Análise de um empate que revela mais sobre o desempenho das seleções do que o placar sugere.

Brasil empata com Marrocos em jogo decisivo

Análise · Marcos Tibúrcio

Há empates que mentem e empates que contam a verdade. O 1 a 1 entre Brasil e Marrocos na estreia desta Copa, disputada em solo norte-americano, pertence à segunda categoria. O placar é simpático demais para o que aconteceu em campo.

A imprensa internacional não teve a delicadeza de dissimular. Os principais jornais estrangeiros elogiaram Marrocos pelo domínio de bola — não o Brasil, a seleção que chega a cada Copa carregando o peso de ser favorita antes mesmo do apito inicial. Os marroquinos jogaram. O Brasil, em algum momento do primeiro tempo, parece ter preferido observar.

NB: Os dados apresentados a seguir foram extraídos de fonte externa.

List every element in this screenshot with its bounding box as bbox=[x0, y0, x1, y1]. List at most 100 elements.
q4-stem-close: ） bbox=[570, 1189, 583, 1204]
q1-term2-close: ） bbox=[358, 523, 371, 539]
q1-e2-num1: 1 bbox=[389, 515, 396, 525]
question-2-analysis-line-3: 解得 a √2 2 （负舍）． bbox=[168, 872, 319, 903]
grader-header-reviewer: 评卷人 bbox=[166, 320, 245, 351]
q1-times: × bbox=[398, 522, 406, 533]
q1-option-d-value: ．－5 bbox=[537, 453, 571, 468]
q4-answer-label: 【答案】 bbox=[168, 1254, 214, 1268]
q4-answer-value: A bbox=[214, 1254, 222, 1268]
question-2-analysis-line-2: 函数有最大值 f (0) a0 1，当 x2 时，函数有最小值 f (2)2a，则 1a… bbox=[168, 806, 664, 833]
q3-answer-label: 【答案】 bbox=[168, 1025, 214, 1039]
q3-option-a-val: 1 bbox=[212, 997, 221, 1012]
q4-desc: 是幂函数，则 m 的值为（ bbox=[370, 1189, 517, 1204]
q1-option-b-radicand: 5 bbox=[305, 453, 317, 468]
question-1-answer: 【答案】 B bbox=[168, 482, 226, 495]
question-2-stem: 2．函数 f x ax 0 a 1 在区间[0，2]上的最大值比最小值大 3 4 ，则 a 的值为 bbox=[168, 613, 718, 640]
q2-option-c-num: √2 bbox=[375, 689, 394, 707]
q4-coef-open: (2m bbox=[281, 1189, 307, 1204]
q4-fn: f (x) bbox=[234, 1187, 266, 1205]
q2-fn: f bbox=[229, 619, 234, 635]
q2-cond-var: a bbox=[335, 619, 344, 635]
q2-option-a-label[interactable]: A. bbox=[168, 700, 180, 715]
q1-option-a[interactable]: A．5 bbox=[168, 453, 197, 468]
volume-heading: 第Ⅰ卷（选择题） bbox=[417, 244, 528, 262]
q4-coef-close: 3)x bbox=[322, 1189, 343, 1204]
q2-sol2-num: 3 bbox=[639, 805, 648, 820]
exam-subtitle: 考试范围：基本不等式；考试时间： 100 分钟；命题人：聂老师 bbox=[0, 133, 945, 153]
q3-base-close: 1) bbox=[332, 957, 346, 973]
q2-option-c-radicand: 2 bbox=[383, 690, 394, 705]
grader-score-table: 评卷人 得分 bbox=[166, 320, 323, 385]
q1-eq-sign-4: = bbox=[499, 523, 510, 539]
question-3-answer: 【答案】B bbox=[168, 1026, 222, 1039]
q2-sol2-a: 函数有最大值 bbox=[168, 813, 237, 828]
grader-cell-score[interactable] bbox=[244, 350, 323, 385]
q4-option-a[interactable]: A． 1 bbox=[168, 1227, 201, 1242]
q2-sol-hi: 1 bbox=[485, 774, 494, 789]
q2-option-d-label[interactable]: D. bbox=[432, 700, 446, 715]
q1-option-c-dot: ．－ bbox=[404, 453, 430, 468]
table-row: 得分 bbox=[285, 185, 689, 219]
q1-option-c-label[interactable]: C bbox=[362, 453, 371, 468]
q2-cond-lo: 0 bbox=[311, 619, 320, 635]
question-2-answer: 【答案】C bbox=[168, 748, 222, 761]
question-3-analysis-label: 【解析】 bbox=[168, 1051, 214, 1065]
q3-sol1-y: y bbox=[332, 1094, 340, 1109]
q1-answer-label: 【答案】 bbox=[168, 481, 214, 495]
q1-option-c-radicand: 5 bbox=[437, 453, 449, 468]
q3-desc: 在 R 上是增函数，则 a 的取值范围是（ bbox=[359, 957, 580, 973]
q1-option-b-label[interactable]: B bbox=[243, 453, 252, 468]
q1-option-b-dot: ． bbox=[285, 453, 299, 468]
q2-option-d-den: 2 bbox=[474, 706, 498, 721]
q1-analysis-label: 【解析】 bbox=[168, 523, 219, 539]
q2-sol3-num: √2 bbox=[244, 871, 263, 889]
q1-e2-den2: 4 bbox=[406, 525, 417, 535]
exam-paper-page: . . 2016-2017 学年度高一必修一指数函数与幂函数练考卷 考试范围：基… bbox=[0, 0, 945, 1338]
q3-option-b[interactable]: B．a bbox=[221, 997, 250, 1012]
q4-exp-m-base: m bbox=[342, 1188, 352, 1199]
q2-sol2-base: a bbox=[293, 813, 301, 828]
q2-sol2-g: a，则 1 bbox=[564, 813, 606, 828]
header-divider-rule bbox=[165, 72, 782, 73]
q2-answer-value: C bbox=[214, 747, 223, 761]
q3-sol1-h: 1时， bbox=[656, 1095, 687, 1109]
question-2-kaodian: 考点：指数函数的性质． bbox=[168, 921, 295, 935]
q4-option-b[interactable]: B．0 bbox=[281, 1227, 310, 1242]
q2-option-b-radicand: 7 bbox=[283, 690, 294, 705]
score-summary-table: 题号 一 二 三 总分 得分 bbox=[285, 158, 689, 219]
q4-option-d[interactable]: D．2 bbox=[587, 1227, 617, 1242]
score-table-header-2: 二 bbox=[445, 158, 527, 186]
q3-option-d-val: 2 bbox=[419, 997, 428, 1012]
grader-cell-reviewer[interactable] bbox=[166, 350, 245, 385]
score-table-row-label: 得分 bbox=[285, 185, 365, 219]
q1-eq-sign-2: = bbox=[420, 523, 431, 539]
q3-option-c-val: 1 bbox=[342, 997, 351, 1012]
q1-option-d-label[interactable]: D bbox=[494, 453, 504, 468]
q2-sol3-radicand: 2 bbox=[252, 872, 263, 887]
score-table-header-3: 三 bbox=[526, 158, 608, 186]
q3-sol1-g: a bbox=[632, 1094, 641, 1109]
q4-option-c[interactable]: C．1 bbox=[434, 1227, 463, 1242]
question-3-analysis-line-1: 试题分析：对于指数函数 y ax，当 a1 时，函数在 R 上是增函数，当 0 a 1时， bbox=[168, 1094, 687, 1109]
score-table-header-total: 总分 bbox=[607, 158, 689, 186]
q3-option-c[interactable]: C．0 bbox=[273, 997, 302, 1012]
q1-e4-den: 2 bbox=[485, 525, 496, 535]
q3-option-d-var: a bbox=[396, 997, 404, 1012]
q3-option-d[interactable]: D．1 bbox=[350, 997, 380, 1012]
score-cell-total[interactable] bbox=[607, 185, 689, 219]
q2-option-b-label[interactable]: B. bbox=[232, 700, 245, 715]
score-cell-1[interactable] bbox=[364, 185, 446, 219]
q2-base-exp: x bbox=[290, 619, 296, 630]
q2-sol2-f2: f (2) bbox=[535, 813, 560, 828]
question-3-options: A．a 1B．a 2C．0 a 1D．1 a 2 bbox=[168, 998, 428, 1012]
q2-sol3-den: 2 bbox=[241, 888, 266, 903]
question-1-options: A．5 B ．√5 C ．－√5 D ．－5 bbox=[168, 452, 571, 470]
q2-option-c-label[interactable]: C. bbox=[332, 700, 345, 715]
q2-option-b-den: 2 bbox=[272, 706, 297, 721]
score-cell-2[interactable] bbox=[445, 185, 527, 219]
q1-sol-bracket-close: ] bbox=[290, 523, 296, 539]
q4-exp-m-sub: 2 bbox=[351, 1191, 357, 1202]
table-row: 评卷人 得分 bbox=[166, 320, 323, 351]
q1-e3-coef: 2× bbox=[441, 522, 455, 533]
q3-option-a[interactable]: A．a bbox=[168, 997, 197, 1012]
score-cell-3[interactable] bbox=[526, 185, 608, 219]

Vini Jr. recebeu o adjetivo que os jornais de fora reservam para os momentos em que não sabem exatamente o que viram: "mágico". É um elogio e uma armadilha. Quando um jogador é chamado de mágico, o subtexto é que o entorno não acompanha. A magia vive do contraste com o ordinário. E o ordinário, nessa estreia, ficou com o verde e amarelo.

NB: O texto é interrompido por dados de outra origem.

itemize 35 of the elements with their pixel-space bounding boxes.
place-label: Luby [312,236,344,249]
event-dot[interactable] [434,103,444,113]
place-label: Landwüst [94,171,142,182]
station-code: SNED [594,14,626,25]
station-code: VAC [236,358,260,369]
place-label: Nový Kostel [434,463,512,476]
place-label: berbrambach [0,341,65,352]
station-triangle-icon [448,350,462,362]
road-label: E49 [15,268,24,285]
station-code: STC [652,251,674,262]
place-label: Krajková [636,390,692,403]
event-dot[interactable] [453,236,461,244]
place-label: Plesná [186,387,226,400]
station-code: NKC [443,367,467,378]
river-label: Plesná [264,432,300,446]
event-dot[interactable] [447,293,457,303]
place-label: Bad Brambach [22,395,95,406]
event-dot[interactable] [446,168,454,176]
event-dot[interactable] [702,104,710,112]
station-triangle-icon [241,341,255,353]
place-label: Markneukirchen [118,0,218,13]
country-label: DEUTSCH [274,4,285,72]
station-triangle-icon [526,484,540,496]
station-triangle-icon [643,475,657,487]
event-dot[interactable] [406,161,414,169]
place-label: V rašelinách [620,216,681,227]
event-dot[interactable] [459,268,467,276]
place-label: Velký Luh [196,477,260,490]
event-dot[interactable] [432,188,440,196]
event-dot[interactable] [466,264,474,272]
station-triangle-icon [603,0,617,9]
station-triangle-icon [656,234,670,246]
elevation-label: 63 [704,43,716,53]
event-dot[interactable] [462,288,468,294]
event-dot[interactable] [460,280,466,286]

Não se trata de catastrofismo. Uma Copa do Mundo é longa, e estreias com tropeço já produziram campeões — a história do torneio está cheia deles. Mas o que a reação internacional revela é algo mais incômodo do que um resultado ruim: revela uma percepção. Marrocos, semifinalista em 2022 no Catar, chegou a essa Copa com credibilidade construída em campo, jogo a jogo. O Brasil chegou com reputação herdada, geração a geração. Há uma diferença entre as duas coisas, e em noites como essa ela aparece.

O domínio de bola não é detalhe tático. É argumento. Quem segura a bola diz ao adversário onde o jogo vai acontecer.

Quando Marrocos manteve a posse com mais consistência do que a seleção brasileira, inverteu uma ordem que parecia natural. O Brasil costuma ser quem dita. Aqui, foi quem respondeu. E respondeu com um empate que a própria imprensa estrangeira tratou como resultado generoso.

O problema não é o 1 a 1. O problema é o que o 1 a 1 sugere sobre uma equipe que ainda não encontrou sua forma — ou que, pior, acredita já tê-la encontrado. Há seleções que chegam a uma Copa em construção e há seleções que chegam convictas de uma grandeza que o campo ainda não confirmou. A segunda postura é mais perigosa, porque não faz perguntas.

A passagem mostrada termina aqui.